There have been several serious considerations of the phrase during the months in the wake of the fortieth anniversary of the Jonestown deaths in 2018.
• The phrase was listed as one of the “common business expressions that have become a little too common” in the article, “Thinking outside the box — and other annoying business clichés,”which appeared in the February 2, 2019 edition of The Watertown (SD) Opinion. “In business it means to be wary of peer pressure associated with what appear to be risky ideas…hopefully not as risky as the Jamestown [Jonestown] Kool-Aid.”
• Similarly, the phrase was listed among the 50 most overused business clichés in the July 26, 2019 edition of TechRepublic, but it was one of the few flagged for special attention: “Whatever you do, do not ask your colleagues to drink the Kool-Aid. This is a mostly forgotten reference to the tragic 1978 Jonestown suicides. If you want people to support your ideas, ask for that.”
• A May 17, 2019 column in The Sand Mountain Reporter by Chip Warren, the past president of the Ministerial Fellowship in Albertville, Alabama, describes a religious warning in the phrase.

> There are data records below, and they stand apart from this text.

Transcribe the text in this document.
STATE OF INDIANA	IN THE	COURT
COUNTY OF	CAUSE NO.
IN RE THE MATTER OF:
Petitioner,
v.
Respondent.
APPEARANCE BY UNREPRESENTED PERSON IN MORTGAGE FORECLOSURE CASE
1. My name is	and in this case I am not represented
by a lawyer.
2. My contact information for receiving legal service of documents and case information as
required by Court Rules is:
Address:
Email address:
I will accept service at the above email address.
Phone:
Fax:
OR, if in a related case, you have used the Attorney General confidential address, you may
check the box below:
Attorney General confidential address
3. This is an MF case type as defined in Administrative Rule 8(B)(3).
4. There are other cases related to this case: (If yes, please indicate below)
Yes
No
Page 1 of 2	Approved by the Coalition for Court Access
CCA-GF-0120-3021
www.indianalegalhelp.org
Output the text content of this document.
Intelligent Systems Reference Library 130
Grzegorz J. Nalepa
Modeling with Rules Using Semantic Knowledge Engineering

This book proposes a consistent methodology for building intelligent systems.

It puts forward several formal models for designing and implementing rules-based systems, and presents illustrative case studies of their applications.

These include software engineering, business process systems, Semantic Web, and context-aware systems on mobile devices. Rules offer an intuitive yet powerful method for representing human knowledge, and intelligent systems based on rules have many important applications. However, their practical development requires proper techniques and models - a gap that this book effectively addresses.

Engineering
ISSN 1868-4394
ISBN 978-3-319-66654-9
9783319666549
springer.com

We all say that we could never be so easily duped into following someone so blindly that we would do anything they asked of us.… [I]f we want to learn to spot counterfeit teachers who try to get us ‘to drink the Kool-Aid,’ then we need to be so familiar with the Word of God and sound doctrine that we can recognize them and their teachings as false and deceiving.
• Another commentary on the phrase itself appeared as a column World O’ Words: From an horrific event evolves a trivial phrase by Barry Coulter, May 8, 2019, Cranbrook Daily Townsman, British Columbia, Canada.
Other uses of note:
An art exhibition of a series on Product Recall by Maryam Jafri entitled I Drank the Kool-Aid But I Didn’t Inhalewas shown at the Institute of Contemporary art in Los Angeles from February 10 through June 23, 2019. As the article from the museum described the show, “The work, as is characteristic of Jafri’s practice, invites the audience to consider the hidden significance—and meanings—of archival materials.” The artist herself noted that the title wouldn’t work outside of the United States, since it “references Bill Clinton’s admission to (not fully) smoking marijuana when asked if he had ever broken an international law.” The first half of the title is “a U.S. colloquialism. Not everybody is going to get it. I think there’s a subtle layer. The work translates very well and it travels very well, but within a specific U.S. context, it is more an immediate knowledge.” She does not give the origin of that phrase, though.